On occasion you will encounter a patient with an earring stuck in their ear lobe. This most commonly occurs in girls younger than 12-13 years of age and is related to a combination of factors.
- Younger children tend be less likely to perform adequate hygiene, and they are more likely to irritate the area by playing with their earrings
- Local contact dermatitis caused by earrings, poor hygiene and pressure on the pinna caused by wearing earrings can all lead to skin ischemia, inflammation and ulcer formation with associated swelling and increased risk of earrings becoming imbedded in the pinna
Patients with embedded earrings often present with ear pain, swelling, erythema and purulent drainage from the site of the piercing. The area is usually quite tender to the touch. Typically at least part of the earring is visible or palpable, however plain radiographs may be needed to confirm the diagnosis.
Suspected embedded earrings should be removed as soon as possible to avoid infection.
It is important to obtain adequate analgesia with either local infiltration or field block prior to removal.
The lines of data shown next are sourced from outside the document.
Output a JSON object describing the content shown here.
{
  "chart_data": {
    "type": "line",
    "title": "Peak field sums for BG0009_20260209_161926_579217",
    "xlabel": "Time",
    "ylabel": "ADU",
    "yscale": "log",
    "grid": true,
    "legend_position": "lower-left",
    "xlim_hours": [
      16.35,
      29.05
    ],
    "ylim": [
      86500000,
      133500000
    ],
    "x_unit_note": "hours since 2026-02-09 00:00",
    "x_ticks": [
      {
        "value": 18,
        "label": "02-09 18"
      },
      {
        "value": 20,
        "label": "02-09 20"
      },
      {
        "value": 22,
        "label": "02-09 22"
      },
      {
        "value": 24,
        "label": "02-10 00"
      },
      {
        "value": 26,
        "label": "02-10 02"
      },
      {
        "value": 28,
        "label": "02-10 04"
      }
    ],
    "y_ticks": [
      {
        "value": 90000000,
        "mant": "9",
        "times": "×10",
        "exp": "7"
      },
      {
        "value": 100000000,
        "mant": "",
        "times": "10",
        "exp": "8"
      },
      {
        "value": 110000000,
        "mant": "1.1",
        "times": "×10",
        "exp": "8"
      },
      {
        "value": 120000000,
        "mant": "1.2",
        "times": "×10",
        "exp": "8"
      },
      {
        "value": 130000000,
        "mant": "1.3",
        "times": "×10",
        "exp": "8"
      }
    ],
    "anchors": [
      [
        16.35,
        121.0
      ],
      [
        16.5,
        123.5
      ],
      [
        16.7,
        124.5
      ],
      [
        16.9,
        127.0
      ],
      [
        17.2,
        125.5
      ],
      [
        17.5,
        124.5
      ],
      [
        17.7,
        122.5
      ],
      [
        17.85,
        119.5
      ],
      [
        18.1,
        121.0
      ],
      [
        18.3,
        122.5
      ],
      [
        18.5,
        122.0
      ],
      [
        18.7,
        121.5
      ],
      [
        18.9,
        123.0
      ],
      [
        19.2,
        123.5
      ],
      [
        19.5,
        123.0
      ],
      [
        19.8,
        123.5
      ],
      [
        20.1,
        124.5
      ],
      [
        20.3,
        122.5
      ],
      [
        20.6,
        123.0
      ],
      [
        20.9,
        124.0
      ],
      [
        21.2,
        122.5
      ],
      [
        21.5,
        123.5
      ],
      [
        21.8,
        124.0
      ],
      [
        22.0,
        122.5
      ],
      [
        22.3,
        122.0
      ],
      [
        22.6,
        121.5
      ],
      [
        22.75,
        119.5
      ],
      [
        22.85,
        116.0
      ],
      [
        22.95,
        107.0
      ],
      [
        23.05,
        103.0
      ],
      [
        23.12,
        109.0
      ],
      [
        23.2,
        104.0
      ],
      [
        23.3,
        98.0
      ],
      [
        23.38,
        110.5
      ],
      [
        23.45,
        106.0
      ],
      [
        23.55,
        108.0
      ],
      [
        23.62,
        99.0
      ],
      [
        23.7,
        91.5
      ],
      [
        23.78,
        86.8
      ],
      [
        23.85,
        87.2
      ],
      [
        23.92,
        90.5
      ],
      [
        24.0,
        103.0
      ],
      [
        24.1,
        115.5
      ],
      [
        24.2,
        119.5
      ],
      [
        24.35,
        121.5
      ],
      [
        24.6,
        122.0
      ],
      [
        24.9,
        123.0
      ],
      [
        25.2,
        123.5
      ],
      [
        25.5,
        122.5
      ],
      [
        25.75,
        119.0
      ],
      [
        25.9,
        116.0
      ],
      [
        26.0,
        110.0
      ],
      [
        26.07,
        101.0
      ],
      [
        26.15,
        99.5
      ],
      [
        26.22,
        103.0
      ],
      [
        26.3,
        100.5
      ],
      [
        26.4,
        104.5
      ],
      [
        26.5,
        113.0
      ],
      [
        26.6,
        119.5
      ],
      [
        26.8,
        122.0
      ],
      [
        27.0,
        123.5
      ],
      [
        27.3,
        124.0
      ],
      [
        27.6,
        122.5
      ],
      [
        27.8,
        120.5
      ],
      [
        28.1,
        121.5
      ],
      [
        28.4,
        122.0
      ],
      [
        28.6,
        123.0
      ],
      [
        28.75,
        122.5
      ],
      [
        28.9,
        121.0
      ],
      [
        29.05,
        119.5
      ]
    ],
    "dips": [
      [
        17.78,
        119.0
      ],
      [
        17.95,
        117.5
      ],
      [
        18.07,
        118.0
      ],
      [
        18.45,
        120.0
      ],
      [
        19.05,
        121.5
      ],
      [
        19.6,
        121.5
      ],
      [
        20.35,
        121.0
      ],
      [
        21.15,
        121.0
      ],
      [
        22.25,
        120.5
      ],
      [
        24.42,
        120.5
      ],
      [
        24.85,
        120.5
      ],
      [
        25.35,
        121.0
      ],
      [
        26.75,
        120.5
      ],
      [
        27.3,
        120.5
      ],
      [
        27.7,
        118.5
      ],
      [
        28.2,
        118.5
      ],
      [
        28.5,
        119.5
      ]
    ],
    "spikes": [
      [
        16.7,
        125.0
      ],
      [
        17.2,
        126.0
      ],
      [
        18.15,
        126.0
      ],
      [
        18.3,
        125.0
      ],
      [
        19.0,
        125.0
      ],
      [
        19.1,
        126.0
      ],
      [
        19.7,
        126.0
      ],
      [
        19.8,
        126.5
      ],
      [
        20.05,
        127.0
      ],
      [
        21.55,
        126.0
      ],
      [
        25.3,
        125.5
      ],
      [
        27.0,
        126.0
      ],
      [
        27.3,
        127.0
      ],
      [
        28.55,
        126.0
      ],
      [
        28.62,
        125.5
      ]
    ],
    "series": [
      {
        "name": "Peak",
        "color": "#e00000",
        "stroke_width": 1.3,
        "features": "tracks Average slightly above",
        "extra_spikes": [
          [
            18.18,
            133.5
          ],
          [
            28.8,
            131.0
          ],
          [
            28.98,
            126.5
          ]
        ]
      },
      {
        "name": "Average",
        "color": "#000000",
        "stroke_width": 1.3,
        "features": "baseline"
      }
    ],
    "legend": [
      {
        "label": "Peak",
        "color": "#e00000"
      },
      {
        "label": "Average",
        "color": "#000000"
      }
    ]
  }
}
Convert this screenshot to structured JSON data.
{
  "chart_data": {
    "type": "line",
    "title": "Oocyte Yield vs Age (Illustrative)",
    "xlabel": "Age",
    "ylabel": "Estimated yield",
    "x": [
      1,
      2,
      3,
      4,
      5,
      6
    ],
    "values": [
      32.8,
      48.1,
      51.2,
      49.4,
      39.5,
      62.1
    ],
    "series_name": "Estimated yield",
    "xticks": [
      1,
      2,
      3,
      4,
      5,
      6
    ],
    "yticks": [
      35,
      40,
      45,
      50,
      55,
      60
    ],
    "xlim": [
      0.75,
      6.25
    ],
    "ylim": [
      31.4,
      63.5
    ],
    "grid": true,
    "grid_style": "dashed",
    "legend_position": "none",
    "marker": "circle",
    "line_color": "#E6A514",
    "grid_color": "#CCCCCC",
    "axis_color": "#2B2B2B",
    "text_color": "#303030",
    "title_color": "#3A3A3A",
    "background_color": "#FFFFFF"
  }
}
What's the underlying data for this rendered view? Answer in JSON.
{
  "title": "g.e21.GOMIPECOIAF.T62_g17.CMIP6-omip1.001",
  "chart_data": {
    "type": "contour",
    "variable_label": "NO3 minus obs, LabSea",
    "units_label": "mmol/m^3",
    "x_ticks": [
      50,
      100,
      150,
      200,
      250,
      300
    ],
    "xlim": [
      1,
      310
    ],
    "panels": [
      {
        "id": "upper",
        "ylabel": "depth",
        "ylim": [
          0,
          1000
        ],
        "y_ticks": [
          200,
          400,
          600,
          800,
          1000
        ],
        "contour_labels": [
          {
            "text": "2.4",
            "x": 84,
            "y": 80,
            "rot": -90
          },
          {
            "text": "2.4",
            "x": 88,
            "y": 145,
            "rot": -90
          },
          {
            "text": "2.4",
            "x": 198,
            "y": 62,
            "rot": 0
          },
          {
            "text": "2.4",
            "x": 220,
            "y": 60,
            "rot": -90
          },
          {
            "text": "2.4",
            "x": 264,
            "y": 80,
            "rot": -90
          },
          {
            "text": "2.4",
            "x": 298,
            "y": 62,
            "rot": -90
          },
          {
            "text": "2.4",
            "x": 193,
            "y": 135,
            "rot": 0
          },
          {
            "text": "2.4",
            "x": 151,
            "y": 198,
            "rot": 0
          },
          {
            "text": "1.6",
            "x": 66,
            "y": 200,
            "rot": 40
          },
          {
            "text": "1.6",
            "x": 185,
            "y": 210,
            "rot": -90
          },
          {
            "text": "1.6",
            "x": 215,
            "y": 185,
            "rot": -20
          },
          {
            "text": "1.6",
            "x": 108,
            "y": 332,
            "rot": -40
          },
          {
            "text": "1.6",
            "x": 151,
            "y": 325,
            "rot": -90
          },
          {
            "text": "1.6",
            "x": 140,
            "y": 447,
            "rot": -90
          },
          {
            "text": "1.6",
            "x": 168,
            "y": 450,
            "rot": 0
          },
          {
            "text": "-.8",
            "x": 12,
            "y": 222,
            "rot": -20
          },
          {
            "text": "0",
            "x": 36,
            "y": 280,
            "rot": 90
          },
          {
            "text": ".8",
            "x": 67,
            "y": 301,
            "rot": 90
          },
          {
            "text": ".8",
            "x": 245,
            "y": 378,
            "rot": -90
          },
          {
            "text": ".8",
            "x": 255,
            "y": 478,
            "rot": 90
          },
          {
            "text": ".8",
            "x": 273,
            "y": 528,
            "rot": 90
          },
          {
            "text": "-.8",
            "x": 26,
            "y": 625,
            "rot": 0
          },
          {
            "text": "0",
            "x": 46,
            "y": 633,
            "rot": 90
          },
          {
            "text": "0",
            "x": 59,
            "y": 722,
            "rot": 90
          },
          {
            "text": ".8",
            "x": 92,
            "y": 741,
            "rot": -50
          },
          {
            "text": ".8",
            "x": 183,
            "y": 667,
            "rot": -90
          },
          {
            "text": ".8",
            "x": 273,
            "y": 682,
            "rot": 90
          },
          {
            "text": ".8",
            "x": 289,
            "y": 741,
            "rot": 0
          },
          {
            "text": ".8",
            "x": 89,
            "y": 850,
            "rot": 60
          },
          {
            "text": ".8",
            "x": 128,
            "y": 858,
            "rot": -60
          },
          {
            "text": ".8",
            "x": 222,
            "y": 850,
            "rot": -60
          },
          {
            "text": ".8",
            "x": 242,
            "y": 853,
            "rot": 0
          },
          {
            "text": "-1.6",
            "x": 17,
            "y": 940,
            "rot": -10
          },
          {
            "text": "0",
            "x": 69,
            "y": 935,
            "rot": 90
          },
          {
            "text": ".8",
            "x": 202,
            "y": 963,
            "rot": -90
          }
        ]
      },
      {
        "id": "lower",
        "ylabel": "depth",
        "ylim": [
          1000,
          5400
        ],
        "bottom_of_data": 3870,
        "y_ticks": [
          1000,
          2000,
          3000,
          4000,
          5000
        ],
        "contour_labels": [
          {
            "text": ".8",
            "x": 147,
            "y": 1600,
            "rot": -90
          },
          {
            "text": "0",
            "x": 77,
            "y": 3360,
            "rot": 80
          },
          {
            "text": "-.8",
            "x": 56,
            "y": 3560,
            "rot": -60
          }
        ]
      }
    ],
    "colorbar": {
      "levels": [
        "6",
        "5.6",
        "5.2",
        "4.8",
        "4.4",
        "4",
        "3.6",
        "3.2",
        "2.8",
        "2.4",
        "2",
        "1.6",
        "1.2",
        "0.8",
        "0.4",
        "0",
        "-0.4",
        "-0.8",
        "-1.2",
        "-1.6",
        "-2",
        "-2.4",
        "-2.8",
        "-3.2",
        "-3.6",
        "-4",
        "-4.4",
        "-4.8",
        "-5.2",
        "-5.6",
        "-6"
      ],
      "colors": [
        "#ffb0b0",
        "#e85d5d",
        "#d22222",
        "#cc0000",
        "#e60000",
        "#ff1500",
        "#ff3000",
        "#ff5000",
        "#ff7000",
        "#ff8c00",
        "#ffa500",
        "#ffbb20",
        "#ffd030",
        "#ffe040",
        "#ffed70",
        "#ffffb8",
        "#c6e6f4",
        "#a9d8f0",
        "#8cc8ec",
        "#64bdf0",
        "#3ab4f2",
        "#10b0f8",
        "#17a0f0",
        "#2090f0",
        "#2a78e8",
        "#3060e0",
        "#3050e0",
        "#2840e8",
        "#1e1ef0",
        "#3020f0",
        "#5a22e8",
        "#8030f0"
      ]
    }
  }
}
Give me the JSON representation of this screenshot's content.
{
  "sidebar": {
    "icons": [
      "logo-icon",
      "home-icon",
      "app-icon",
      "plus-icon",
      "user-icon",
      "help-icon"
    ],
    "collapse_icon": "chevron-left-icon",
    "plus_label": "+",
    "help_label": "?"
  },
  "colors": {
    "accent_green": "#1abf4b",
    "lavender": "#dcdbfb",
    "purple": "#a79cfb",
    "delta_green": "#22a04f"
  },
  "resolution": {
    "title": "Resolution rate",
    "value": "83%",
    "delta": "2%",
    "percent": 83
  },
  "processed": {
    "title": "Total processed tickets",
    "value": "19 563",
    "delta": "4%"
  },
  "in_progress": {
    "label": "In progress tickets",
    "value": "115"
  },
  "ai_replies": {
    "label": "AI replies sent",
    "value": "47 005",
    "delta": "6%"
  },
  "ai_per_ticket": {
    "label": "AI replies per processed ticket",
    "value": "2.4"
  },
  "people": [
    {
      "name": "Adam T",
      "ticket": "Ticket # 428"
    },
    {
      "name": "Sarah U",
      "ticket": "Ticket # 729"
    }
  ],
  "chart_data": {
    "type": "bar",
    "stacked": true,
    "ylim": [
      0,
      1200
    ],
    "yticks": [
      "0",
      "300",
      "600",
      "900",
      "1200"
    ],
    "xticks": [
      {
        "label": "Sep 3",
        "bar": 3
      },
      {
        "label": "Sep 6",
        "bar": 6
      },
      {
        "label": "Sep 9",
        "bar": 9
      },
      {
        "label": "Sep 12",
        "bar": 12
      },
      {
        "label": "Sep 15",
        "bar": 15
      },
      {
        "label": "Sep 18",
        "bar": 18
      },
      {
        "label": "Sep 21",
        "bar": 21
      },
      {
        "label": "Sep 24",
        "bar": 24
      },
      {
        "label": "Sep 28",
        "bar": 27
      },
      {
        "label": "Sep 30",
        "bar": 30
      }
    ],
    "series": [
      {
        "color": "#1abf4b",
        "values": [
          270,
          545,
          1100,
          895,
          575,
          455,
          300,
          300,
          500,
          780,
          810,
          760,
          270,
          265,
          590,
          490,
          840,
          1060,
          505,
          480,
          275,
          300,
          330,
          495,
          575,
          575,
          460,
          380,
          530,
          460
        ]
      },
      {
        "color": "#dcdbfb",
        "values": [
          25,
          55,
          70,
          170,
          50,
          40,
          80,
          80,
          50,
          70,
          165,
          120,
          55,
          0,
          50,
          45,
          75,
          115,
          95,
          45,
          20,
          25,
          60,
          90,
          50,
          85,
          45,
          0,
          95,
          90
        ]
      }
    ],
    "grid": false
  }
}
Procedural sedation may be required in younger patients.
The area should be prepared/cleaned using sterile technique in case an incision is required for removal
Mosquito hemostats can be used to grasp both the anterior (the decorative front) and posterior (the backing or clip that holds the earring in place) parts of the earring. Use the hemostats to disengage the backing from the post and then pull the earring out of the pinna.
If the front is visible, apply pressure to the front until the posterior backing or clip become visible. Clamp a hemostat to the backing and disengage it from the earring by pulling the backing while holding the earring in place anteriorly. It may be necessary to create a small incision on the posterior portion of the pinna and spread the skin using a hemostat to get the clip in view.
If the backing or clip is visible with the anterior earring embedded, push the earring anteriorly until the decorative front is visible. Clamp a hemostat to the front once visible then disengage the clip/backing and pull the earring out. Again, it may be necessary to create an incision to increase visibility, but incision should be made on the posterior portion of the pinna.
If nothing is visible, start with an incision on the posterior portion of the pinna and spread the skin with a hemostat until the backing or clip becomes visible. Grasp the backing with a hemostat and apply posterior pressure until the anterior decorative portion becomes visible and a hemostat can be used to disengage the two pieces of the earring.
Once the earring is removed, the area should be dressed with antibiotic ointment and left to heal by secondary intention. For the most part, oral antibiotics are not needed after removal of an embedded earring from the ear lobe.
However, piercings in the cartilaginous portions of the ear have been associated with perichondritis, chondritis and occasionally permanent disfigurement. Embedded earrings in the cartilaginous portions of the ear present similarly to those embedded within the ear lobe, with swelling, erythema and tenderness. Given the risks of cartilage necrosis and cosmetic disfigurement associated with cartilage piercings, it is best to involve an otolaryngologist in the management. In these cases, oral antibiotics are often necessary to treat both pseudomonal infections (involved in up to 95% of cases) and staphylococcal infections.
A retrospective chart review published in 2008 by Timm and Iyer examined incidence, age distribution and management of children with embedded earrings presenting to the CCHMC ED between June 2000 and January 2005. It ultimately included 100 patients over the study period. This study found that incidence of embedded earring as a chief complaint was 25 cases per 100,000 visits. Of the 100 patients included in this study, 60% were younger than 10 years of age. In 68% of the cases, the posterior portion of the earring was embedded. In 35% of the cases, there was an associated infection (which was less than reported in previous studies with infections in about 61-65% of patients with embedded earrings). However, 73% of children with piercings outside of the ear lobe or tragus had associated infections, some of which required IV antibiotics. None of the cases required procedural sedation for removal, but 47% of them required the use of an incision to aid in removal (Timm, Iyer 2008).
References
Timm N, Iyer S. Embedded Earrings in Children. Pediatric Emergency Care 2008;24(1):31-33.